Han Dong tampak terkejut, “Kapten mengatakan… Roh Jahat mungkin akan melakukan pembunuhan massal dalam beberapa jam terakhir?”
“Benar, kurasa [Shift] akan dimulai di paruh hari terakhir. Kita masih akan berada di kamar masing-masing hari ini, beristirahat seperti biasa, dan ketika besok dimulai pukul enam, kita semua berkumpul… Aku akan menemukan cara untuk menjaga agar semua orang tetap hidup.”
“Terima kasih, Kapten.”
“Sama-sama, istirahat saja di kamarmu… Karena kamu tidak keberatan sendirian dengan Chen Li selama 20 menit, itu berarti seharusnya tidak ada bahaya hari ini juga.”
Saat melihat Edward pergi, Han Dong mencatat ‘Variabel’ serta nama Edward di buku catatannya.
“Edward Murray … asal usul orang ini sama sekali tidak sederhana.”
Selain itu, dia jelas sudah mempersiapkan diri dengan baik untuk peristiwa ini, dan seharusnya mengetahui detail tersembunyi di ‘Ruang Takdir’ dengan sangat baik.
Namun, dia hanya memberi tahu saya ‘pola’ perkembangan peristiwa tersebut, dan sama sekali tidak memberi tahu saya [Batasan] yang benar-benar berguna.
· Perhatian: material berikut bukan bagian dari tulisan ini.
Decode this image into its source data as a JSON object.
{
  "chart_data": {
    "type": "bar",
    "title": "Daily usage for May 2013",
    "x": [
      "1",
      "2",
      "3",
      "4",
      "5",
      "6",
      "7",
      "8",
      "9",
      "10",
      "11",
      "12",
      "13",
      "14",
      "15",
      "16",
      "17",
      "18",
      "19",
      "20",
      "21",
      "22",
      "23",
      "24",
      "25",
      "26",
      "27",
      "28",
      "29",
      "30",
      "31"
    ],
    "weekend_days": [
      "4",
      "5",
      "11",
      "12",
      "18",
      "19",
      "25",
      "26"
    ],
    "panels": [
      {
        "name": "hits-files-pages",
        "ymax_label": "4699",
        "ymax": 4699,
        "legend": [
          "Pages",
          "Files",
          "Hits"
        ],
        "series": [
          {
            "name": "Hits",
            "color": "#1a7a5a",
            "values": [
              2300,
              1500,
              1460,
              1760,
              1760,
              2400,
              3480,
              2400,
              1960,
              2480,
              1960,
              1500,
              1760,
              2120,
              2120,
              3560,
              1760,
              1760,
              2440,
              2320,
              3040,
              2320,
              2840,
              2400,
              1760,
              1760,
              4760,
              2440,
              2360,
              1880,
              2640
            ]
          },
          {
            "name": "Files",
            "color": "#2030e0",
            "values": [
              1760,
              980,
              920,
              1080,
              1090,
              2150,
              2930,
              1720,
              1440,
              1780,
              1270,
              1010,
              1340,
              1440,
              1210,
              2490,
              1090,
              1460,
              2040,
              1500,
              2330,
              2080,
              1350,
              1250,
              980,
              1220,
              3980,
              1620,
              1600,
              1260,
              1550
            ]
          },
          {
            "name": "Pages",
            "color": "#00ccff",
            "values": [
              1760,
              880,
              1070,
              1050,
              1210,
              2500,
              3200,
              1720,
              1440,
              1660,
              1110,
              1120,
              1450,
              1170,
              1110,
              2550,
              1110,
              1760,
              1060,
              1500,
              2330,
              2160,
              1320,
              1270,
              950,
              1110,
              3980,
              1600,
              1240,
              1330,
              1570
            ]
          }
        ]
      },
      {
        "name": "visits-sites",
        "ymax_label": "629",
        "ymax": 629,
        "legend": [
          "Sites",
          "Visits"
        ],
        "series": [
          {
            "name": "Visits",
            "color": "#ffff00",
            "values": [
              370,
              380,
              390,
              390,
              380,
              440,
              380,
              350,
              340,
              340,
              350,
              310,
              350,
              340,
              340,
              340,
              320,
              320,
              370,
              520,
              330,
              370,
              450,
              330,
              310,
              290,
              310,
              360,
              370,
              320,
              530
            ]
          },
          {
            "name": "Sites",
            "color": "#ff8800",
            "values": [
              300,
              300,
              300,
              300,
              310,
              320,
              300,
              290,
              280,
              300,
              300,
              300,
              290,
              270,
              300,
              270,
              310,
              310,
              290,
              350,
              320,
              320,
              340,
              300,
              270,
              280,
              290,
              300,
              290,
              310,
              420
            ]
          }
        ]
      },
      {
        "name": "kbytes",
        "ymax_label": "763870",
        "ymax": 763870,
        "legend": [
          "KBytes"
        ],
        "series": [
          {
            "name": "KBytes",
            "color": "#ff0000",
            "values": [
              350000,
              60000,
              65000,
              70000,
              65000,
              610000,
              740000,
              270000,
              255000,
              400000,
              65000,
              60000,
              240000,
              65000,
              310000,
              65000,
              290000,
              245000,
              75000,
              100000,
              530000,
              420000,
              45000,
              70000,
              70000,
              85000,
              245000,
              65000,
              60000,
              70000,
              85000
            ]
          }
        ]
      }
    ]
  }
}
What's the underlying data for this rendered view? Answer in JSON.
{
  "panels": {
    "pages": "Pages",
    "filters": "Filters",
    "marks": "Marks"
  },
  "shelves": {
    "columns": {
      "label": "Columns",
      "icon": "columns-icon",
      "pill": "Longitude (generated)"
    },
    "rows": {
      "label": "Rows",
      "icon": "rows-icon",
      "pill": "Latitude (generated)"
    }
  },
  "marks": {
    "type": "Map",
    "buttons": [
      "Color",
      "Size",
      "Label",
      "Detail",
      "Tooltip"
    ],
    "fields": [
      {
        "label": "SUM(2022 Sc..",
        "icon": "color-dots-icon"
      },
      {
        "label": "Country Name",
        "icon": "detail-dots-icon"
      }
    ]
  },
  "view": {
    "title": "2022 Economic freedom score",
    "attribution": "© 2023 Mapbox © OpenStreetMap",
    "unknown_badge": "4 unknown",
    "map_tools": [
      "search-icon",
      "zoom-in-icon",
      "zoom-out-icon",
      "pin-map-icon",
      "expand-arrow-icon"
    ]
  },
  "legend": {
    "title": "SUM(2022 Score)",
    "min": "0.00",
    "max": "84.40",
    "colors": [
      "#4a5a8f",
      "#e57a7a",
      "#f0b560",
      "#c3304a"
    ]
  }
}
Kita perlu memperhatikan orang ini.
Adapun yang disebut ‘kecepatan variabel’… kemungkinan besar dugaan saya adalah bahwa kondisi ‘pembatasan’ bagi roh jahat akan dilemahkan secara drastis, atau dihilangkan sama sekali, pada tahap-tahap selanjutnya dari peristiwa tersebut.”
Hari Ketiga.
Han Dong menghabiskan hampir sepanjang hari di kamarnya tanpa keluar, alasannya karena ia merasa tidak enak badan, dan Kapten Edward mengizinkannya.
Bahkan makan siang dan makan malam pun akan disiapkan oleh Chen Li sendiri.
Sepanjang hari itu, Han Dong ‘berpikir’.
Semuanya normal, seperti yang dikatakan Edward, [Pergeseran] akan terjadi saat semua orang sedikit lengah, dan bahkan sebuah regu yang terdiri lebih dari sepuluh orang akan mati dalam beberapa jam terakhir.
Waktu itu tiba menjelang sore.
Setelah makan malam, Han Dong memanfaatkan kesempatan untuk meninggalkan ruangan untuk pertama kalinya dengan mengambil semangkuk nasi di lantai pertama.
Sebelum matahari terbenam sepenuhnya, ia pergi ke jamban untuk buang air.
Tentu saja… tujuan utamanya adalah untuk bertemu dengan Chen Li secara rahasia.
Ketika dia tiba di bagian belakang jamban dengan celana terangkat, dia sedikit terkejut meskipun dia telah mempersiapkannya sebelumnya.
Chen Li yang mengenakan jubah dan pakaian merah sedang memegang pisau dapur, separuh tubuhnya tersembunyi di balik pohon.
“Seperti yang sudah kukatakan, mulailah operasi dengan saudaramu malam ini… Apakah aku selamat atau tidak, itu tergantung padamu.”
“Bagus.”
Sebelum pergi, Han Dong menyempatkan diri untuk memujinya, “Kau berpakaian lebih bagus dari yang kubayangkan… kau hampir membuatku takut.”